ACTA issues

Multiparameter Abelian ergodic theorems of Chacon--Báez--Duarte type

Takeshi Yoshimoto

Acta Sci. Math. (Szeged) 86:1-2(2020), 167-182

Abstract. We prove a multiparameter $L\log ^{k}L$ generalization of the Báez--Duarte Abelian ergodic theorem for positive linear contractions on $L_{1}$, which allows the application of the local convergence principle of Sucheston's type. Next we establish a new weighted Abelian ratio ergodic theorem for Dunford--Schwartz operators on $L_{1}$ with modulation by Besicovitch sequences. Moreover, this (one-parameter) result is generalized to the case of multiparameter operator averages, which allows the application of Fava's maximal ergodic inequality.

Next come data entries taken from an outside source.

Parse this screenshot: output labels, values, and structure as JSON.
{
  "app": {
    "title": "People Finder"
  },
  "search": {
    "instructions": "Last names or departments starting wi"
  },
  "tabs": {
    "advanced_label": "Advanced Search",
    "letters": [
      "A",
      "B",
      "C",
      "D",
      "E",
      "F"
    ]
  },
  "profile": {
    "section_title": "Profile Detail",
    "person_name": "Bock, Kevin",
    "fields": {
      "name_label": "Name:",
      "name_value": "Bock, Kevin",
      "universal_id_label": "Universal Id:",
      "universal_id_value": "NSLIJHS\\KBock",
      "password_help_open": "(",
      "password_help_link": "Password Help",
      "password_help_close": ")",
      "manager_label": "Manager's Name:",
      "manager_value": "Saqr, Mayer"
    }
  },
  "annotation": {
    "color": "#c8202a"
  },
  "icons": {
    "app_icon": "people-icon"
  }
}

DOI: 10.14232/actasm-019-757-4

AMS Subject Classification (1991): 47A35, 40H05, 40G10

Keyword(s): local convergence principle, Chacon's theorem, Báez-Duarte's theorem, Fava's theorem, Abelian ratio ergodic theorem, positive linear contraction, Besicovitch sequence, modulated Abelian ratio ergodic theorem

received 21.1.2019, revised 25.11.2019, accepted 4.3.2020. (Registered under 7/2019.)